Analyze TSV File for User Page Visits and Patterns
Company: Apple
Role: Data Scientist
Category: Data Manipulation (SQL/Python)
Difficulty: Medium
Interview Round: Technical Screen
visits
+-----------+-----------+------+
| person_id | timestamp | page |
+-----------+-----------+------+
| 1 | 100 | A |
| 1 | 110 | B |
| 1 | 150 | C |
| 2 | 100 | B |
| 2 | 120 | C |
+-----------+-----------+------+
##### Scenario
You receive a TSV file in which each line contains a user’s chronological page-visit history formatted as timestamp,page and separated by “/t”. Business wants insights on usage and performance optimizations.
##### Question
Parse the file and return the page with the highest total visit count.
2) For every visit, compute the residence time (current timestamp – next timestamp). Return the page with the greatest total residence time across all users.

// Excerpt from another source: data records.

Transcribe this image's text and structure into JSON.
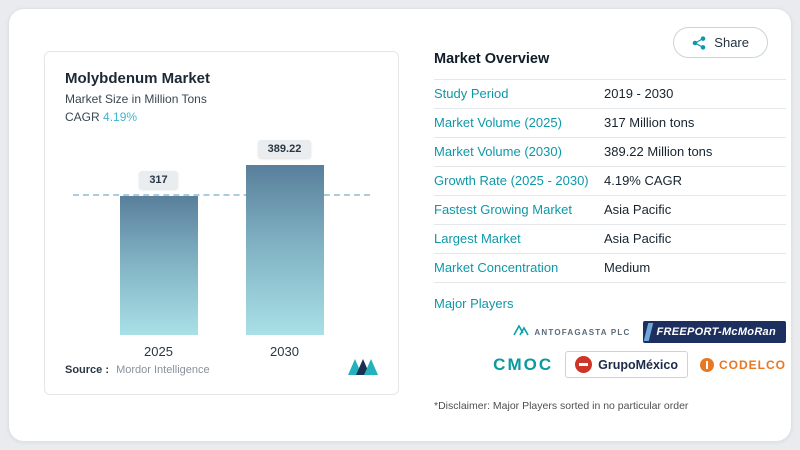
{
  "window": {
    "share_label": "Share"
  },
  "chart_card": {
    "title": "Molybdenum Market",
    "subtitle": "Market Size in Million Tons",
    "cagr_label": "CAGR",
    "cagr_value": "4.19%",
    "source_label": "Source :",
    "source_value": "Mordor Intelligence"
  },
  "chart_data": {
    "type": "bar",
    "title": "Molybdenum Market",
    "subtitle": "Market Size in Million Tons",
    "unit": "Million Tons",
    "categories": [
      "2025",
      "2030"
    ],
    "values": [
      317,
      389.22
    ],
    "bar_labels": [
      "317",
      "389.22"
    ],
    "ylim": [
      0,
      450
    ],
    "reference_line": 317,
    "grid": "off",
    "legend": "none",
    "bar_gradient_top": "#597f9b",
    "bar_gradient_bottom": "#a9e0e6"
  },
  "overview": {
    "heading": "Market Overview",
    "rows": [
      {
        "label": "Study Period",
        "value": "2019 - 2030"
      },
      {
        "label": "Market Volume (2025)",
        "value": "317 Million tons"
      },
      {
        "label": "Market Volume (2030)",
        "value": "389.22 Million tons"
      },
      {
        "label": "Growth Rate (2025 - 2030)",
        "value": "4.19% CAGR"
      },
      {
        "label": "Fastest Growing Market",
        "value": "Asia Pacific"
      },
      {
        "label": "Largest Market",
        "value": "Asia Pacific"
      },
      {
        "label": "Market Concentration",
        "value": "Medium"
      }
    ],
    "major_players_label": "Major Players",
    "players": {
      "antofagasta": "ANTOFAGASTA PLC",
      "freeport": "FREEPORT-McMoRan",
      "cmoc": "CMOC",
      "grupomexico": "GrupoMéxico",
      "codelco": "CODELCO"
    },
    "disclaimer": "*Disclaimer: Major Players sorted in no particular order"
  },
  "colors": {
    "accent_teal": "#0d98a8",
    "cagr_blue": "#3eb5d0",
    "freeport_navy": "#1c2f5f",
    "codelco_orange": "#e87722",
    "grupomexico_red": "#cd3527",
    "text_dark": "#17242f"
  }
}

3) Treat each user’s ordered page sequence as a path. Return the most frequent complete path (e.g., "A→B→C").
4) #2 can be slow with explicit loops. Rewrite the residence-time computation so it can execute in parallel / vectorized form (e.g., time[i] – time[i-1]) and explain the performance benefit.
##### Hints
Load into pandas, sort by person_id & timestamp, use groupby + diff/shift, Counter or groupby agg, and vectorized numpy operations for parallelism.
Quick Answer: This question evaluates skills in parsing and manipulating time-series user-event data, performing aggregations and path-frequency analysis, and understanding vectorized or parallel computations for performance.